Bosses have been getting plenty of help from the Canadian state as well. The Competition Bureau of Canada has vowed an investigation into food prices, but the investigation will not look at relationships between suppliers and grocery stores. That’s too bad, because the bread-price-fixing scandal was made possible by the cozy relationship between grocery stores and their suppliers.
While elite pay continues to skyrocket, Justin Trudeau’s governing Liberal Party has had little to say about any increases to corporate tax or the creation of a wealth tax. Policies like these have a role to play in combating inflation. Corporate taxes and wealth taxes not only combat inflation but help to reduce economic inequality.

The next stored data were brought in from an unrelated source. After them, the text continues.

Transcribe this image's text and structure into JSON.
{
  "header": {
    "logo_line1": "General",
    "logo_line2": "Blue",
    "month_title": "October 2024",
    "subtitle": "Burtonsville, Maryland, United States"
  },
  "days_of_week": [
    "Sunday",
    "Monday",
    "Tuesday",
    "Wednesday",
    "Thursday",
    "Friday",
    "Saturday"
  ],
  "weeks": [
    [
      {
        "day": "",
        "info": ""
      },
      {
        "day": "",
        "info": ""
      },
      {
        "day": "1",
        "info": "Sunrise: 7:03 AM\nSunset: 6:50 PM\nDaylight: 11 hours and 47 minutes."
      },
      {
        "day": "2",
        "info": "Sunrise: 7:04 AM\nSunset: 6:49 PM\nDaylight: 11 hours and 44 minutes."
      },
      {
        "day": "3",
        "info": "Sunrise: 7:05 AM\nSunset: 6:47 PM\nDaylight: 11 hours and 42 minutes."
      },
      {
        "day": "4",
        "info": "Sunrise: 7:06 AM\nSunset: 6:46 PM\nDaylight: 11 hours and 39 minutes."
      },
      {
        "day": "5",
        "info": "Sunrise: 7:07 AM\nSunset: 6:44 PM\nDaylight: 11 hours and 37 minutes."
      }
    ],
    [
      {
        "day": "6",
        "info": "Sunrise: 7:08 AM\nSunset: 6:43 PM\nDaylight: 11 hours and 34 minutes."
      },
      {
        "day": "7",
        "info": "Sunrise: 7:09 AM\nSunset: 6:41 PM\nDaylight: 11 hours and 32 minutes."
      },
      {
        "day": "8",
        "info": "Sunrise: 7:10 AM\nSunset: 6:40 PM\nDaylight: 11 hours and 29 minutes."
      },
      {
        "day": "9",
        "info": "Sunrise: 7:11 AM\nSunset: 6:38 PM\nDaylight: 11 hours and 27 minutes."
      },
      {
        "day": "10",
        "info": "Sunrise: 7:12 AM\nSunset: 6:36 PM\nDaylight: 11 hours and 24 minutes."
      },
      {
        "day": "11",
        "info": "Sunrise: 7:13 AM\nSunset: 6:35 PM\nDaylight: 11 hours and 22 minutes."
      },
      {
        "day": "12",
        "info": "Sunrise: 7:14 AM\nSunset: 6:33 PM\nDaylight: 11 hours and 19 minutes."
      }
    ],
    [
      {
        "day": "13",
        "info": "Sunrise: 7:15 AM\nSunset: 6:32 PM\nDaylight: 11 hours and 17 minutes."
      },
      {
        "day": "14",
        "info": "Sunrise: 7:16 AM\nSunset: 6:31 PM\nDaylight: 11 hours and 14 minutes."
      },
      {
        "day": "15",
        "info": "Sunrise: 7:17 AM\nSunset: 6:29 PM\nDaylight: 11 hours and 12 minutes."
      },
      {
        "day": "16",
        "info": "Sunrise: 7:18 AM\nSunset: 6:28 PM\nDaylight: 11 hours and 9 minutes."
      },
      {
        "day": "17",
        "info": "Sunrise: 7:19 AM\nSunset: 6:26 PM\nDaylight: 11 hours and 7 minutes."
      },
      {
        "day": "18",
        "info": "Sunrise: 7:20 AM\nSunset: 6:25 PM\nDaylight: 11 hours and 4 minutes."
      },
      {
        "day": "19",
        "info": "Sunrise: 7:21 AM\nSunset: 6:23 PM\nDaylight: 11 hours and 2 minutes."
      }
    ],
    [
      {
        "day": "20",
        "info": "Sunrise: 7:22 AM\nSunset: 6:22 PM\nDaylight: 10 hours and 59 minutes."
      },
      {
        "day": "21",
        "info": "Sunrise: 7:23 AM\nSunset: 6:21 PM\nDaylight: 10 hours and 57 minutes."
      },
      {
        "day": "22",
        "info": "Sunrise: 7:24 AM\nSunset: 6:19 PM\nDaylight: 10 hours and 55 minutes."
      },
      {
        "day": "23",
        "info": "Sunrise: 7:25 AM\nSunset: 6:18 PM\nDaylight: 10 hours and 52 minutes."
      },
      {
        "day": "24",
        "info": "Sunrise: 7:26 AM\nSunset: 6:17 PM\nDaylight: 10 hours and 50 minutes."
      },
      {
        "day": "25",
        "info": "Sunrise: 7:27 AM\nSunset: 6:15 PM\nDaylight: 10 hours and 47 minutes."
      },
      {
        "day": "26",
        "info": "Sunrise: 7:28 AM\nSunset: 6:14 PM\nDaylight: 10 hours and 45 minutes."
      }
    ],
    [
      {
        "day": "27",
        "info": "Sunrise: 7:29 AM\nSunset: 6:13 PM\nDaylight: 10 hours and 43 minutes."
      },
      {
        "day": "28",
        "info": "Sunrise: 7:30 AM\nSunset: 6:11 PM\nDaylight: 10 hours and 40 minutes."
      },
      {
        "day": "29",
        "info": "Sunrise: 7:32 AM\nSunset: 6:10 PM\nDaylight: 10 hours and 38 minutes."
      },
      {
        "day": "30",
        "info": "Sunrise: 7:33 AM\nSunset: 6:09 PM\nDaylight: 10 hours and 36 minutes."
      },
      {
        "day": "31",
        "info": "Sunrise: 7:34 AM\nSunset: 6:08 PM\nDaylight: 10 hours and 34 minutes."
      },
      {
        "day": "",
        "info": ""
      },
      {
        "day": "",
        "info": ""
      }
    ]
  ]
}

While the New Democratic Party has called for a windfall profits tax, it seems unwilling to threaten to bring down the minority Liberal government over its fiscal policies. This lack of bold action will come back to haunt it at the next election when the party will struggle to differentiate itself from the Liberals.
Instead of making the rich pay, the Canadian state has pursued an orthodox neoliberal policy. Despite this current bout of inflation being the result of multiple factors — supply chain disruptions, Russia’s invasion of Ukraine and corporate greed — the Bank of Canada has continued to raise interest rates, insisting that it is simply a matter of demand.

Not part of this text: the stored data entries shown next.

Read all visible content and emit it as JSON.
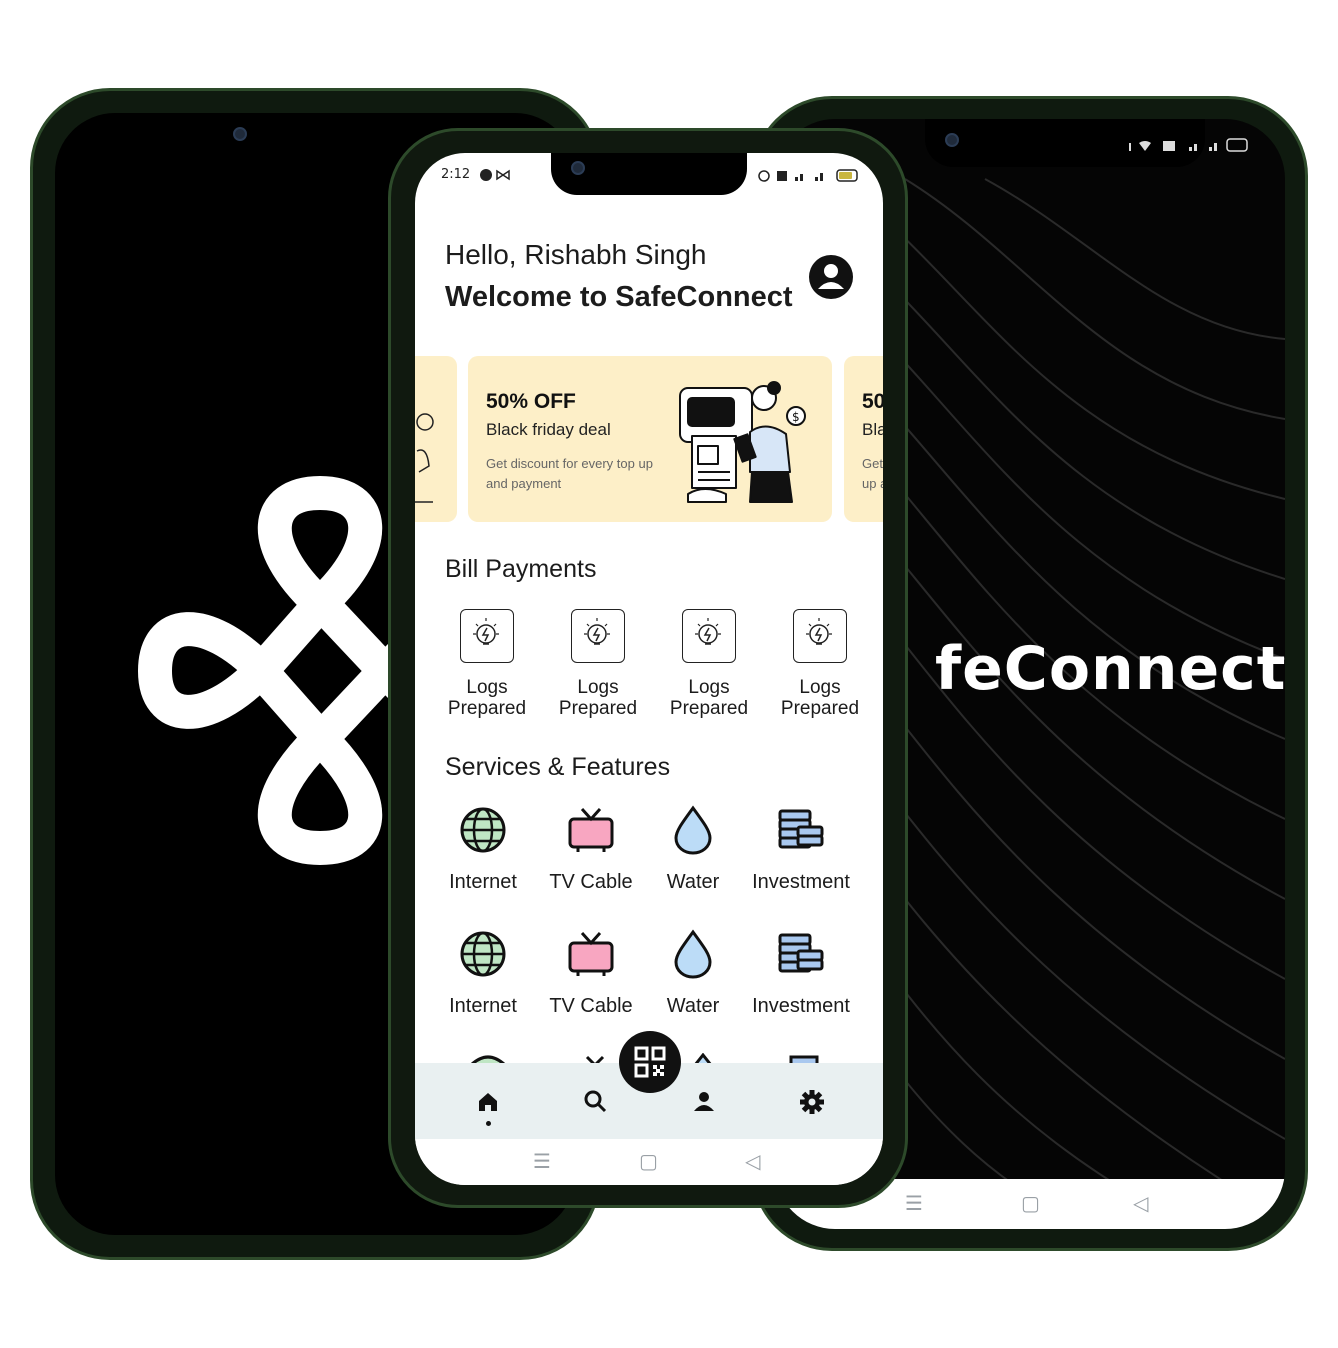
{
  "status_bar": {
    "time": "2:12"
  },
  "home": {
    "greeting": "Hello, Rishabh Singh",
    "welcome": "Welcome to SafeConnect"
  },
  "promo": {
    "title": "50% OFF",
    "subtitle": "Black friday deal",
    "description": "Get discount for every top up and payment",
    "peek_title": "50",
    "peek_subtitle": "Bla",
    "peek_desc": "Get up a"
  },
  "bill_payments": {
    "title": "Bill Payments",
    "items": [
      {
        "line1": "Logs",
        "line2": "Prepared",
        "icon": "bulb-icon"
      },
      {
        "line1": "Logs",
        "line2": "Prepared",
        "icon": "bulb-icon"
      },
      {
        "line1": "Logs",
        "line2": "Prepared",
        "icon": "bulb-icon"
      },
      {
        "line1": "Logs",
        "line2": "Prepared",
        "icon": "bulb-icon"
      }
    ]
  },
  "services": {
    "title": "Services & Features",
    "row1": [
      {
        "label": "Internet",
        "icon": "globe-icon"
      },
      {
        "label": "TV Cable",
        "icon": "tv-icon"
      },
      {
        "label": "Water",
        "icon": "water-drop-icon"
      },
      {
        "label": "Investment",
        "icon": "coins-icon"
      }
    ],
    "row2": [
      {
        "label": "Internet",
        "icon": "globe-icon"
      },
      {
        "label": "TV Cable",
        "icon": "tv-icon"
      },
      {
        "label": "Water",
        "icon": "water-drop-icon"
      },
      {
        "label": "Investment",
        "icon": "coins-icon"
      }
    ]
  },
  "bottom_nav": [
    "home-icon",
    "search-icon",
    "qr-icon",
    "profile-icon",
    "settings-icon"
  ],
  "splash": {
    "wordmark": "feConnect"
  },
  "colors": {
    "banner": "#fdefc8",
    "bottom_bar": "#e9f0f1",
    "frame": "#2d4a2a"
  }
}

Increasing interest rates threatens to undermine the bargaining power that workers have in a tight labor market. Should unemployment rise, workers will be more reluctant to fight back. The Bank of Canada is quite open about how it aims to curb worker power. Governor Tiff Macklem has openly stated that the country’s low unemployment rate is contributing to inflation.
At a time when union organizing in Canada has seen some signs of revival, this is a bad sign. A big reversal for workers will not be able to halt the slow but steady decline of union density in Canada’s private sector. And when labor markets are tight, wage disparities based on race, gender, and ability narrow. Maintaining full employment is very much a social justice issue.
The results of the neoliberal model have made the challenge of inflation more difficult to fight. For forty years, low inflation was maintained by kneecapping worker militancy — which also allowed executive compensation to skyrocket. Inflation was also kept low through globalization and the exploitation of cheap labor through large-scale rural-to-urban migrations in the Global South. With most of that frontier already crossed, it is unlikely that further globalization will lead to lower prices.
In the fight to attain political power, CEO pay should be a frame through which the Left makes its appeals and arguments. Because it is so flagrantly gratuitous, it provides an undeniable illustration of how the people who have amassed great wealth do so at the expense of employees who are struggling to get by. The outsize pay of bosses is so blatant that it’s difficult for the mainstream press to justify. It offers up a way to make anti-capitalist arguments that can reach a wide audience and win sympathy.
The CCPA report has analogues the world over. It’s time for workers everywhere to highlight CEO pay in order to elicit outrage. Calling attention to such grotesque inequality is key to pushing back against such obscenities and building the support necessary to change the world.